Mercantile & Maritime Group, enregistré à Singapour depuis 2017, appartient intégralement à l'homme d'affaires Murtaza Ali Lakhani. La société se présente comme un acteur indépendant du négoce pétrolier, ayant commercialisé plus de 400 millions de barils de brut à l'échelle mondiale.

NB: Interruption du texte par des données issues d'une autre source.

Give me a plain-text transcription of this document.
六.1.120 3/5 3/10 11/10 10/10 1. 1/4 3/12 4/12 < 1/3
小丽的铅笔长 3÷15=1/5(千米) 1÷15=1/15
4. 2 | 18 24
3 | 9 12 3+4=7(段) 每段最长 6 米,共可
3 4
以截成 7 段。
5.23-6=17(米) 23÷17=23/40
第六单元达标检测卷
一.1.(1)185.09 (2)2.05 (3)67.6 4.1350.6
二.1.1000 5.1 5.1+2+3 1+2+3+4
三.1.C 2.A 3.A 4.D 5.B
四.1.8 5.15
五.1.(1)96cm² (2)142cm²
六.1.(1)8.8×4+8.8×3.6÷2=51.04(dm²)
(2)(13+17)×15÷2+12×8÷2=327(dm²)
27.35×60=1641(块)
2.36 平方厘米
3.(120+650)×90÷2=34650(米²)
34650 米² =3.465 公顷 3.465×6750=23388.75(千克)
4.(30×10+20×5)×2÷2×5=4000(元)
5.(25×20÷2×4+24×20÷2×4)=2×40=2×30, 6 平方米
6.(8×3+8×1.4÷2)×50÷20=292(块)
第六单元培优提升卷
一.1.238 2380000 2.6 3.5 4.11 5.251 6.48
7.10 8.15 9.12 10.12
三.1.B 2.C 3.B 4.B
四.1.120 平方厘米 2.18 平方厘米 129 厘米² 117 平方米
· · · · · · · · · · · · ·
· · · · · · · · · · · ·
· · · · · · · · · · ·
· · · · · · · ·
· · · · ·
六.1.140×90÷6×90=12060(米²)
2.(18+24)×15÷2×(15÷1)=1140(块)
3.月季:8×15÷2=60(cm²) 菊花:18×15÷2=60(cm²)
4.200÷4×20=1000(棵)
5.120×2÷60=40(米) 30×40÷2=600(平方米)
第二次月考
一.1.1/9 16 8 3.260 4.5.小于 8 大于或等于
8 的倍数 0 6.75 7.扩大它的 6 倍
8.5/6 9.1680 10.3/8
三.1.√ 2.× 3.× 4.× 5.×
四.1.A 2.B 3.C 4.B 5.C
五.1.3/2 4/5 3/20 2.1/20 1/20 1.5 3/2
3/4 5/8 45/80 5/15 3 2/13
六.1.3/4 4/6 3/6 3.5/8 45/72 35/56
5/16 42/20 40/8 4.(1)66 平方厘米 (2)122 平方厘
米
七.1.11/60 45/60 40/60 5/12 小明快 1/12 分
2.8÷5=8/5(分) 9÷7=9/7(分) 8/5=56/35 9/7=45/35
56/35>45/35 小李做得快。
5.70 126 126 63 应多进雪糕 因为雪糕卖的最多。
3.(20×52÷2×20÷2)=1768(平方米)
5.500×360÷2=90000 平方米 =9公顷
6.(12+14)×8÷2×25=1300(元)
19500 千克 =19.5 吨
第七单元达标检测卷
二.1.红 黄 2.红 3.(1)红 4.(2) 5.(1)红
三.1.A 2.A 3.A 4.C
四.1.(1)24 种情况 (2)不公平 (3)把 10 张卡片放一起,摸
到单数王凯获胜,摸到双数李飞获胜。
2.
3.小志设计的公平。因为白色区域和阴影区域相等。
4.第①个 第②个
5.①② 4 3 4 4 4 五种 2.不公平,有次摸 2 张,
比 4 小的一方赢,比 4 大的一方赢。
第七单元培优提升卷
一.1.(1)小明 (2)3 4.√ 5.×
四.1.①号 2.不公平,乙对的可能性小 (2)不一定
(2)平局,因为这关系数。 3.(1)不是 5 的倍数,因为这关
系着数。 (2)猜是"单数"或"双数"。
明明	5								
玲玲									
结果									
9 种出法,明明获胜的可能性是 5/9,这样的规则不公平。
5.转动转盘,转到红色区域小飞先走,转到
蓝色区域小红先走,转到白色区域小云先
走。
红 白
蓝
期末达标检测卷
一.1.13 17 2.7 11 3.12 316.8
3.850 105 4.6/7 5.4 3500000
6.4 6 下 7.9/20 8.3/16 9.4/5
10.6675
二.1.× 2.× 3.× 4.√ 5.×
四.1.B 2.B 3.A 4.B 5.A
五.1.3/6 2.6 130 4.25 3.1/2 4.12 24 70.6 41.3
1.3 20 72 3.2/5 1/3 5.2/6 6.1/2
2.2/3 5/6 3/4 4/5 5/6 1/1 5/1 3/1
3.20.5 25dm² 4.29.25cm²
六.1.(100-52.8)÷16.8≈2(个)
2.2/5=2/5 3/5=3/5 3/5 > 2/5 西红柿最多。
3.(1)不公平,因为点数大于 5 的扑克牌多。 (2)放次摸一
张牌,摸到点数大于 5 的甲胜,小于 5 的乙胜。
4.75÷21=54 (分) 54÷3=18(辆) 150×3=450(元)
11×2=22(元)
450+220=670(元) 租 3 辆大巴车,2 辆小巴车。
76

Jusqu'en 2023, elle n'était pas connue pour avoir remporté de marchés publics à Maurice. Son entrée sur le marché mauricien des carburants, en contournant les procédures d'appel d'offres classiques, a suscité de vives critiques de la part de l'opposition et de plusieurs experts en marchés publics. En mai, le gouvernement a défendu publiquement ce contrat, affirmant qu'il avait été négocié dans l'intérêt du pays, à un moment critique pour la sécurité énergétique.

L'arrestation de Rajiv Servansingh fait suite à une série de développements judiciaires. Le 11 avril, la FCC avait procédé à une perquisition au domicile de Kareena Neisius, représentante locale de MMG, qui a depuis été inculpée de conspiration en vue de blanchiment d'argent. Rajiv Servansingh, quant à lui, été entendu à plusieurs reprises, notamment under warning, avant d'être finalement arrêté hier matin. Il a été présenté dans la journée devant la cour de Rose-Hill où il a comparu sous une charge provisoire.

Cette affaire, qui s'ajoute à une série d'enquêtes pour corruption impliquant des hauts fonctionnaires mauriciens en 2025, relance les interrogations sur la transparence des grandes décisions publiques.